Cougar hunt permits to be increased
This is an archived article that was published on sltrib.com in 2004, and information in the article may be outdated. It is provided only for personal research purposes and may not be reprinted.

So far this year, cougars have parked themselves in a Sandy garage, gotten a bird's-eye view of hikers from a City Creek Canyon tree and won a fatal interspecies battle royale with a Holladay dog.

The frisky felines will have to watch their backs a little more closely, though, after the Utah Wildlife Board approved a plan Thursday that will increase the number of cougar-hunting permits for the upcoming season.

There will be 790 cougar permits available across the state this coming season, compared with 726 last season. Alan Clark, wildlife section chief for the Utah Division of Wildlife Resources, said the increase is due to more areas of cougar habitat now falling under the agency's Predator Management Plan, meaning more cougars will be killed to help dwindling deer herds the cats typically use for food.

The board's move to increase the permits came a couple hours after Utah State University's Michael Wolfe, a professor in the school's department of forest, range and wildlife sciences, presented a study on Utah's cougar population that, more than anything, indicated how difficult it is to know exactly how many of the cats make Utah home.

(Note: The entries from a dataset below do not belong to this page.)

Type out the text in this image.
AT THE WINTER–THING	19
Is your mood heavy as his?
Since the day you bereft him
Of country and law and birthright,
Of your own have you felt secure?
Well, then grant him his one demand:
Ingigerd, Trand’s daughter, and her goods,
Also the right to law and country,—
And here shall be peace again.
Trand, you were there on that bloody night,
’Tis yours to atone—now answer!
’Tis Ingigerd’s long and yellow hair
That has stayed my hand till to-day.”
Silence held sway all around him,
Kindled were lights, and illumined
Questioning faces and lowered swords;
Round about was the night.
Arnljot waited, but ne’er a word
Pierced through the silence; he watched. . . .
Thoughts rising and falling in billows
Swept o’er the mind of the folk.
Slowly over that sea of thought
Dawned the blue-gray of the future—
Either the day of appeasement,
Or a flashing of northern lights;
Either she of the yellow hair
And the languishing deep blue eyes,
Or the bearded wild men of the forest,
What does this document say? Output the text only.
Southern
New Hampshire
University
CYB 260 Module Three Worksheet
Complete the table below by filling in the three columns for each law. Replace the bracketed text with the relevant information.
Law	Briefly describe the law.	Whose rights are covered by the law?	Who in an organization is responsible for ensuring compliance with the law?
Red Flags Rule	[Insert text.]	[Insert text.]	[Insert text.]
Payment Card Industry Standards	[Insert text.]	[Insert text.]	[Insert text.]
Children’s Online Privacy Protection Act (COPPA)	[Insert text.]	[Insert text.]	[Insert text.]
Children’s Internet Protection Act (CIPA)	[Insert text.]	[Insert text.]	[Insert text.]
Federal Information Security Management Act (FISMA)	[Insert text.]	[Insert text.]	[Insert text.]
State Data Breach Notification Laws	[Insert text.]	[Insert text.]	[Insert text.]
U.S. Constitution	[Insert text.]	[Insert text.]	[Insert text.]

"There is no reliable method of telling you how many animals are out there on any large-scale, reliable basis," Wolfe told the board.

That uncertainty concerns some wildlife advocates, although there was little growling at the meeting as the board passed the increase in permits.

"The science on which cougar management is based . . . is about as slender and weak as it is in any area of wildlife management," said Kirk Robinson, executive director of the Salt Lake City-based Western Wildlife Conservancy. "It's just assumed that we have to manage cougars to protect deer herds."

Most of the hearing dealt with details regarding cougar-season start dates and differing types of permits, along with dwindling deer numbers that many blame, in part, on cougars.

"The drought has really impacted the deer herds here," said Nile Sorenson, wildlife manager for the DWR's Southern Region, in a statement released after the hearing. "We're not getting the annual growth on the plants the deer rely on in the winter, and we don't have the abundance of summer vegetation that many of the nursing does need to produce enough milk for their fawns. On top of that is predation by cougars."

There could be a bit less of that if the Utah Wildlife Board's increase in cougar permits pans out. Last season, hunters bagged 426 cougars in Utah, and they took 428 the year before.

The DWR is projecting that possibly 500 cougars will meet their demise this upcoming season.